La Fédération internationale de football (FIFA) a annoncé, jeudi 16 juillet, être en train de se pencher sur l’affaire du déploiement sur le terrain par des footballeurs argentins d’une banderole proclamant que « les Malouines sont argentines » à l’issue de la demi-finale du Mondial 2026 qui opposait l’Albiceleste à l’Angleterre. Le Royaume-Uni a exigé une enquête approfondie, tandis que le président argentin, Javier Milei, a déclaré comprendre les joueurs.
Archipel britannique situé à 600 km des côtes argentines, les Malouines, appelées Falkland en anglais, demeurent un sujet sensible dans les relations entre Londres et Buenos Aires, qui continuent de se disputer leur souveraineté.
En 1982, une guerre avait éclaté entre les deux pays à la suite de l’invasion argentine de ce territoire. Les forces britanniques avaient repris les Malouines après 74 jours de combats qui avaient fait 649 morts côté argentin et 255 morts côté britannique.

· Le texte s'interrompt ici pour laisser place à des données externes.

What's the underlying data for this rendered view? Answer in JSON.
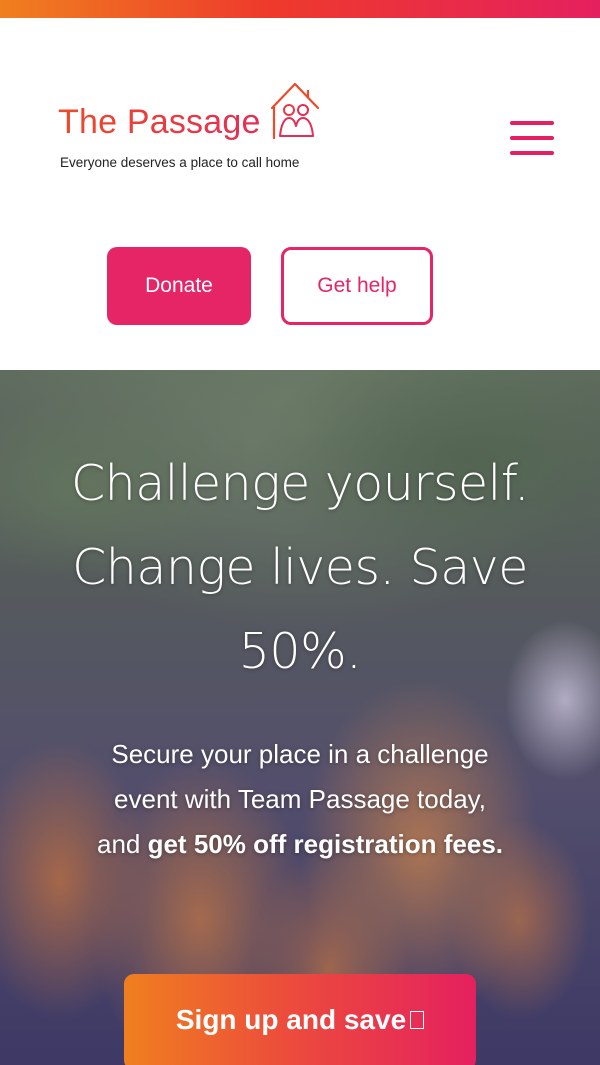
{
  "brand": {
    "name": "The Passage",
    "tagline": "Everyone deserves a place to call home",
    "logo_icon": "house-people-icon",
    "colors": {
      "primary": "#e52565",
      "orange": "#f07f1f",
      "red": "#ee3a2c"
    }
  },
  "header": {
    "menu_icon": "hamburger-menu-icon",
    "donate_label": "Donate",
    "get_help_label": "Get help"
  },
  "hero": {
    "title": "Challenge yourself. Change lives. Save 50%.",
    "body_regular": "Secure your place in a challenge event with Team Passage today, and ",
    "body_bold": "get 50% off registration fees.",
    "cta_label": "Sign up and save",
    "cta_icon": "external-link-icon"
  }
}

Mercredi, après leur victoire (2-1) face à l’Angleterre à Atlanta, aux Etats-Unis, des joueurs argentins avaient déployé sur la pelouse une banderole proclamant que « les Malouines sont argentines », en violation apparente du règlement de la FIFA qui interdit toute manifestation politique dans une enceinte lors des tournois qu’elle organise.
« Ne mélangeons pas les choses »
« Conformément à la procédure habituelle, la commission de discipline indépendante de la FIFA examine actuellement les rapports de match et évalue les circonstances pertinentes avant de se prononcer sur d’éventuelles mesures supplémentaires, conformément au code disciplinaire », a réagi l’organisme jeudi.
« La Coupe du monde n’est peut-être pas à nous, mais les îles Falkland le sont assurément », a affirmé pour sa part un porte-parole du gouvernement britannique. « L’un des principes fondamentaux de la Coupe du monde est que la politique n’y a pas sa place. Cette question relève désormais de la FIFA. J’attends d’elle qu’elle mène une enquête minutieuse », avait auparavant déclaré le ministre britannique des entreprises et du commerce, Peter Kyle.
Le président argentin, Javier Milei, avait dans un premier temps semblé vouloir tempérer la situation. « Ne mélangeons pas les choses. Les Malouines se récupèrent avec une diplomatie avisée et non avec des gestes de patriotisme bon marché », avait-il dit, mercredi. Jeudi, il a toutefois affirmé comprendre les joueurs de l’équipe nationale.
Le ressenti sur les Malouines « est un sentiment qui habite tous les Argentins, et il est parfaitement licite et valide qu’ils veuillent l’exprimer », a-t-il dit à la radio El Observador. « Effectivement, les Malouines sont argentines, et nous allons les récupérer, a assuré M. Milei, mais nous allons le faire sur le plan diplomatique avec de l’intelligence dans notre action ».
« Revanche symbolique contre les Anglais »
Selon des médias argentins, la banderole était une improvisation, le jour du match, d’un groupe de supporteurs à Atlanta à partir d’un drap de leur hôtel. Selon le témoignage d’un membre du groupe au média en ligne Infobae, ils ont déployé la banderole en tribune. Puis dans les dernières minutes du match, alors qu’ils avaient été repérés par un agent de sécurité, ils s’en sont débarrassés en la lançant sur la pelouse. C’est là que des joueurs l’ont récupérée et brandie.
Ce n’est pas la première fois que la question des Malouines s’immisce dans un match de football entre l’Angleterre et l’Argentine. Au Mondial 1986, quatre ans après la guerre, l’Albiceleste avait éliminé les Three Lions en quart de finale sur un doublé légendaire de Diego Maradona (2-1), dont la célèbre « main de Dieu » que l’ancien numéro 10 avait décrite comme « une revanche symbolique contre les Anglais ».
L’hymne officieux des supporteurs argentins dans ce Mondial nord-américain, La Cuarta Estrella (la quatrième étoile), contient également une référence à l’archipel contesté : « Pour les Malouines, pour Diego, pour la dernière de Leo (Messi), Argentine, je veux te voir double championne du monde ».
Après sa victoire contre l’Angleterre, l’Argentine affrontera l’Espagne en finale, dimanche, au MetLife Stadium d’East Rutherford (New Jersey), dans la banlieue de New York, en présence du président américain, Donald Trump, et du roi d’Espagne, Felipe VI. Javier Milei, lui, a annoncé qu’il ne s’y rendrait pas, par superstition.